El viernes quedó abierta la puerta (¿o habrá que decir «la tranquera»?) para que Francisco de Narváez se quede con la totalidad de la explotación del predio de la Sociedad Rural Argentina (SRA). Ese día, una asamblea de socios de la entidad ruralista aprobó por abrumadora mayoría concederle un poder a su presidente, Luciano Miguens, para que negocie con los representantes del ex dueño de Tía. El preacuerdo prevé que la empresa de De Narváez pagará un canon mensual de u$s 60.000 durante los 22 años que restan del contrato de explotación. Además, se hará cargo de la deuda contraída con el Banco de la Provincia de Buenos Aires para la construcción de los nuevos pabellones, y que a la fecha ronda los $ 100 millones. Sobre esa deuda hay un convenio de refinanciación -que fue aprobado en la misma asamblea de la SRA-que prevé tres años de gracia y una amortización total en diez años, con una tasa de 6,5% y 7,5% anual progresiva.

El negocio parece redondo para los ruralistas, dado que salen de una actividad que no les es propia -la organización de ferias, eventos, conciertos, etc.- y se aseguran un ingreso anual de u$s 720.000 que podrán destinar a sus fines específicos. De todos modos, el acuerdo con De Narváez prevé que estarán juntos en la feria ganadera anual. Es que ésta es una «carga pública» impuesta a la SRA al momento de entregarles el predio de Palermo, el que seguirá siendo propiedad de la entidad ruralista: el convenio sólo prevé la transferencia de 50% de las acciones que tiene la SRA en «La Rural SA» (antes «Ogden Rural»), constituida justamente para explotarlo; hace un par de años, De Narváez le compró la otra mitad a la estadounidense Ogden, que se retiró del negocio de las ferias en todo el mundo.

• Inversiones

«Creo que es un buen acuerdo para ambas partes: la SRA se asegura un ingreso para sus fines específicos, y nosotros podremos avanzar en nuestro plan de inversiones tendiente a duplicar los ingresos del predio», dice Fabián Papini, uno de los hombres más cercanos a De Narváez, y que maneja «La Rural». Ese plan de inversiones prevé los siguientes hitos:

• la construcción de un estadio cubierto para unas
15.000 personas en el «pozo» que dejó la frustrada construcción de un centro comercial (cines, patio de comidas, locales, etc.). «Eso no se hará; no está en nuestros planes ni nunca lo estuvo», dice Papini. Ese nuevo edificio estaría pronto para ser usado a fines de 2005.
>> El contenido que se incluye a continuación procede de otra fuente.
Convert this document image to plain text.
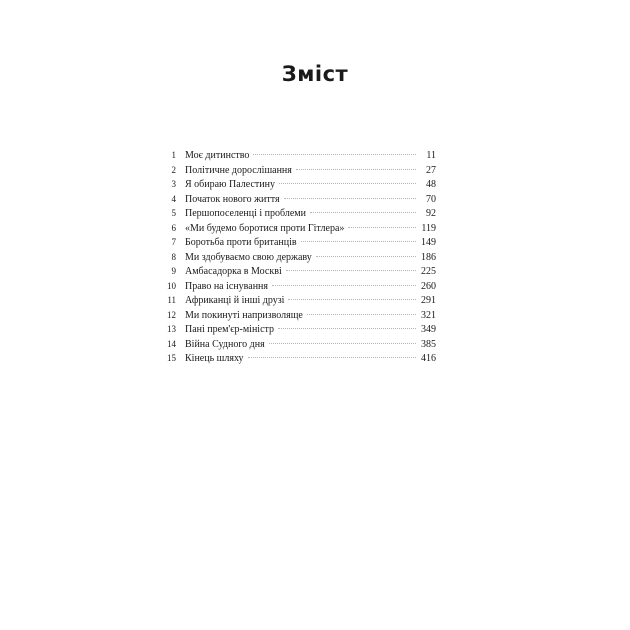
Зміст
1 Моє дитинство	11
2 Політичне дорослішання	27
3 Я обираю Палестину	48
4 Початок нового життя	70
5 Першопоселенці і проблеми	92
6 «Ми будемо боротися проти Гітлера»	119
7 Боротьба проти британців	149
8 Ми здобуваємо свою державу	186
9 Амбасадорка в Москві	225
10 Право на існування	260
11 Африканці й інші друзі	291
12 Ми покинуті напризволяще	321
13 Пані прем'єр-міністр	349
14 Війна Судного дня	385
15 Кінець шляху	416
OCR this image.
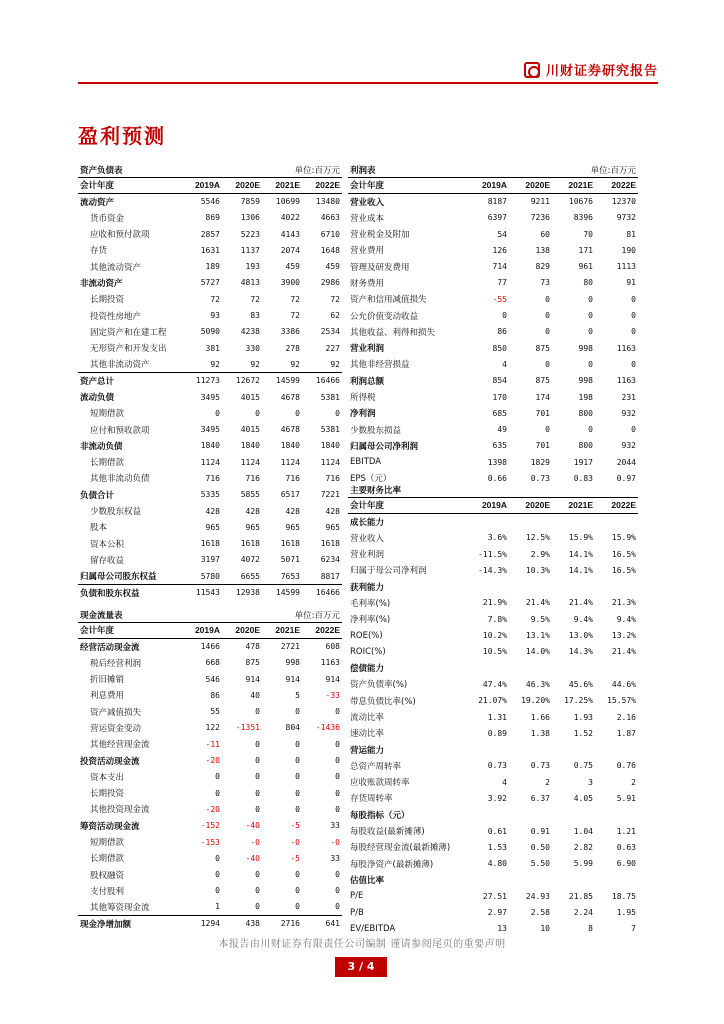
川财证券研究报告
盈利预测
资产负债表			单位:百万元	
会计年度	2019A	2020E	2021E	2022E
流动资产	5546	7859	10699	13480
货币资金	869	1306	4022	4663
应收和预付款项	2857	5223	4143	6710
存货	1631	1137	2074	1648
其他流动资产	189	193	459	459
非流动资产	5727	4813	3900	2986
长期投资	72	72	72	72
投资性房地产	93	83	72	62
固定资产和在建工程	5090	4238	3386	2534
无形资产和开发支出	381	330	278	227
其他非流动资产	92	92	92	92
资产总计	11273	12672	14599	16466
流动负债	3495	4015	4678	5381
短期借款	0	0	0	0
应付和预收款项	3495	4015	4678	5381
非流动负债	1840	1840	1840	1840
长期借款	1124	1124	1124	1124
其他非流动负债	716	716	716	716
负债合计	5335	5855	6517	7221
少数股东权益	428	428	428	428
股本	965	965	965	965
资本公积	1618	1618	1618	1618
留存收益	3197	4072	5071	6234
归属母公司股东权益	5780	6655	7653	8817
负债和股东权益	11543	12938	14599	16466
现金流量表			单位:百万元	
会计年度	2019A	2020E	2021E	2022E
经营活动现金流	1466	478	2721	608
税后经营利润	668	875	998	1163
折旧摊销	546	914	914	914
利息费用	86	40	5	-33
资产减值损失	55	0	0	0
营运资金变动	122	-1351	804	-1436
其他经营现金流	-11	0	0	0
投资活动现金流	-20	0	0	0
资本支出	0	0	0	0
长期投资	0	0	0	0
其他投资现金流	-20	0	0	0
筹资活动现金流	-152	-40	-5	33
短期借款	-153	-0	-0	-0
长期借款	0	-40	-5	33
股权融资	0	0	0	0
支付股利	0	0	0	0
其他筹资现金流	1	0	0	0
现金净增加额	1294	438	2716	641
利润表			单位:百万元	
会计年度	2019A	2020E	2021E	2022E
营业收入	8187	9211	10676	12370
营业成本	6397	7236	8396	9732
营业税金及附加	54	60	70	81
营业费用	126	138	171	190
管理及研发费用	714	829	961	1113
财务费用	77	73	80	91
资产和信用减值损失	-55	0	0	0
公允价值变动收益	0	0	0	0
其他收益、利得和损失	86	0	0	0
营业利润	850	875	998	1163
其他非经营损益	4	0	0	0
利润总额	854	875	998	1163
所得税	170	174	198	231
净利润	685	701	800	932
少数股东损益	49	0	0	0
归属母公司净利润	635	701	800	932
EBITDA	1398	1829	1917	2044
EPS（元）	0.66	0.73	0.83	0.97
主要财务比率				
会计年度	2019A	2020E	2021E	2022E
成长能力				
营业收入	3.6%	12.5%	15.9%	15.9%
营业利润	-11.5%	2.9%	14.1%	16.5%
归属于母公司净利润	-14.3%	10.3%	14.1%	16.5%
获利能力				
毛利率(%)	21.9%	21.4%	21.4%	21.3%
净利率(%)	7.8%	9.5%	9.4%	9.4%
ROE(%)	10.2%	13.1%	13.0%	13.2%
ROIC(%)	10.5%	14.0%	14.3%	21.4%
偿债能力				
资产负债率(%)	47.4%	46.3%	45.6%	44.6%
带息负债比率(%)	21.07%	19.20%	17.25%	15.57%
流动比率	1.31	1.66	1.93	2.16
速动比率	0.89	1.38	1.52	1.87
营运能力				
总资产周转率	0.73	0.73	0.75	0.76
应收账款周转率	4	2	3	2
存货周转率	3.92	6.37	4.05	5.91
每股指标（元）				
每股收益(最新摊薄)	0.61	0.91	1.04	1.21
每股经营现金流(最新摊薄)	1.53	0.50	2.82	0.63
每股净资产(最新摊薄)	4.80	5.50	5.99	6.90
估值比率				
P/E	27.51	24.93	21.85	18.75
P/B	2.97	2.58	2.24	1.95
EV/EBITDA	13	10	8	7
本报告由川财证券有限责任公司编制 谨请参阅尾页的重要声明
3 / 4
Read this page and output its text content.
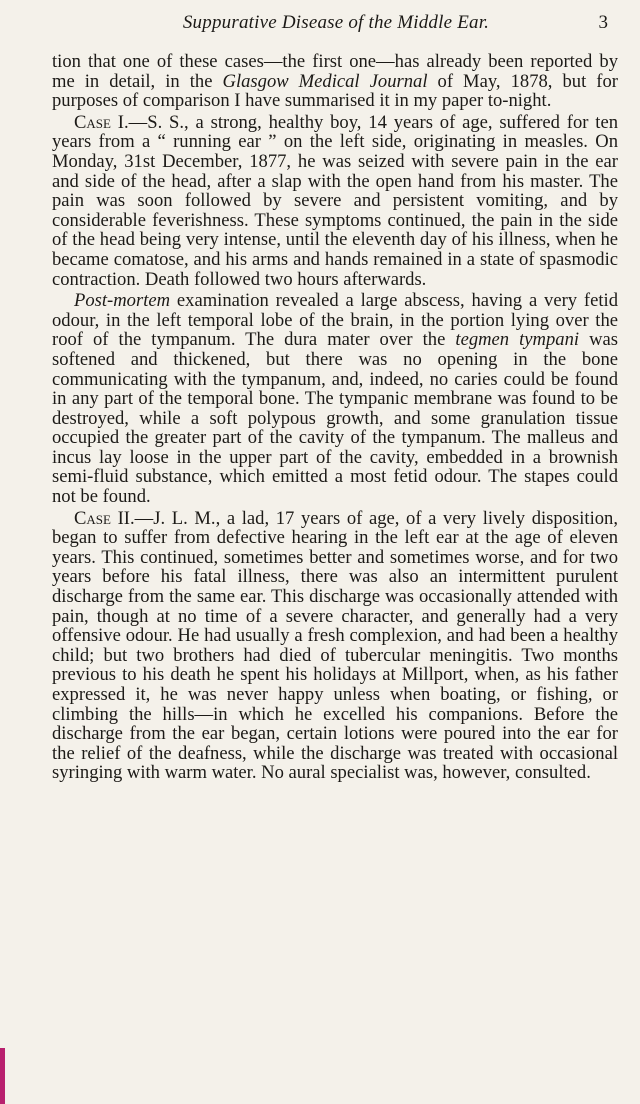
Suppurative Disease of the Middle Ear.	3

tion that one of these cases—the first one—has already been reported by me in detail, in the Glasgow Medical Journal of May, 1878, but for purposes of comparison I have summarised it in my paper to-night.

Case I.—S. S., a strong, healthy boy, 14 years of age, suffered for ten years from a “ running ear ” on the left side, originating in measles. On Monday, 31st December, 1877, he was seized with severe pain in the ear and side of the head, after a slap with the open hand from his master. The pain was soon followed by severe and persistent vomiting, and by considerable feverishness. These symptoms continued, the pain in the side of the head being very intense, until the eleventh day of his illness, when he became comatose, and his arms and hands remained in a state of spasmodic contraction. Death followed two hours afterwards.

Post-mortem examination revealed a large abscess, having a very fetid odour, in the left temporal lobe of the brain, in the portion lying over the roof of the tympanum. The dura mater over the tegmen tympani was softened and thickened, but there was no opening in the bone communicating with the tympanum, and, indeed, no caries could be found in any part of the temporal bone. The tympanic membrane was found to be destroyed, while a soft polypous growth, and some granulation tissue occupied the greater part of the cavity of the tympanum. The malleus and incus lay loose in the upper part of the cavity, embedded in a brownish semi-fluid substance, which emitted a most fetid odour. The stapes could not be found.

Case II.—J. L. M., a lad, 17 years of age, of a very lively disposition, began to suffer from defective hearing in the left ear at the age of eleven years. This continued, sometimes better and sometimes worse, and for two years before his fatal illness, there was also an intermittent purulent discharge from the same ear. This discharge was occasionally attended with pain, though at no time of a severe character, and generally had a very offensive odour. He had usually a fresh complexion, and had been a healthy child; but two brothers had died of tubercular meningitis. Two months previous to his death he spent his holidays at Millport, when, as his father expressed it, he was never happy unless when boating, or fishing, or climbing the hills—in which he excelled his companions. Before the discharge from the ear began, certain lotions were poured into the ear for the relief of the deafness, while the discharge was treated with occasional syringing with warm water. No aural specialist was, however, consulted.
• El lanzamiento de un espectáculo musical semipermanente en la
pista central llamado Opera Pampa, en el que se contará la historia del caballo en la Argentina; en el aledaño pabellón Equinos se instalará un restorán para 500 personas, con menú «gauchesco» y la más que obvia intención de atraer a los numerosos contingentes de turistas que llegan al país.

• La reforma del pabellón
Ocre para convertirlo en un miniestadio para 5.000 personas, para organizar conciertos, espectáculos musicales, deportivos, etcétera.

• En el pabellón
Frers, en el mismo sentido, están pensando hacer un espectáculo de tango.
Todas estas iniciativas contarían ya con la aprobación del Gobierno porteño; de hecho, uno de los puntos tratados por la asamblea de la Rural era justamente la consideración del acuerdo con el municipio para la habilitación del predio.
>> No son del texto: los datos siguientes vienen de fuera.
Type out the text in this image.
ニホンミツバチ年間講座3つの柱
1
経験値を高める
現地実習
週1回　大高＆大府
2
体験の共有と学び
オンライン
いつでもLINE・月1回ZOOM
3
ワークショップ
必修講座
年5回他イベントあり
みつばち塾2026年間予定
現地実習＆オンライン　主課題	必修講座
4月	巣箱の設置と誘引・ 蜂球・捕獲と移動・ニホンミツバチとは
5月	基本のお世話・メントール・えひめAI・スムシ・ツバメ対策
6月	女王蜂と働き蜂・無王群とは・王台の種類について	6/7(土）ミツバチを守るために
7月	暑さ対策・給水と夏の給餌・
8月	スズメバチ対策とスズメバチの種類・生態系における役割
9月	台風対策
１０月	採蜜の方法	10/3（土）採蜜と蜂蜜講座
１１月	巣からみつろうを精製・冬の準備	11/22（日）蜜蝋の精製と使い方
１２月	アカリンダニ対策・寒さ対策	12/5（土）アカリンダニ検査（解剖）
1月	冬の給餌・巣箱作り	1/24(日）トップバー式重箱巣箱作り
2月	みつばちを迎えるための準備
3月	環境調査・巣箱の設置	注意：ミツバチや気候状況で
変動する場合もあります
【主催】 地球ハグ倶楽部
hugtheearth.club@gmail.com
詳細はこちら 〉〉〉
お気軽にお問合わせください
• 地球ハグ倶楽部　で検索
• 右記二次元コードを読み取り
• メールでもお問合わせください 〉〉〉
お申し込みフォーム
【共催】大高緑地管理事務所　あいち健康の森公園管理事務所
«En total, exceptuando el miniestadio, estaríamos invirtiendo unos $ 10 millones»,
dice Papini. «Para el miniestadio harán falta unos u$s 15 millones, y ya tuvimos varias ofertas de empresas del espectáculo para asociarse con nosotros. ¿Qué haremos? Estamos considerándolas...» El objetivo, adelanta el empresario, es «duplicar nuestra facturación en tres años: en 2004 ingresarán $ 16 millones, contra los $ 12 millones de 2003, y para 2007 proyectamos alcanzar los $ 32 millones».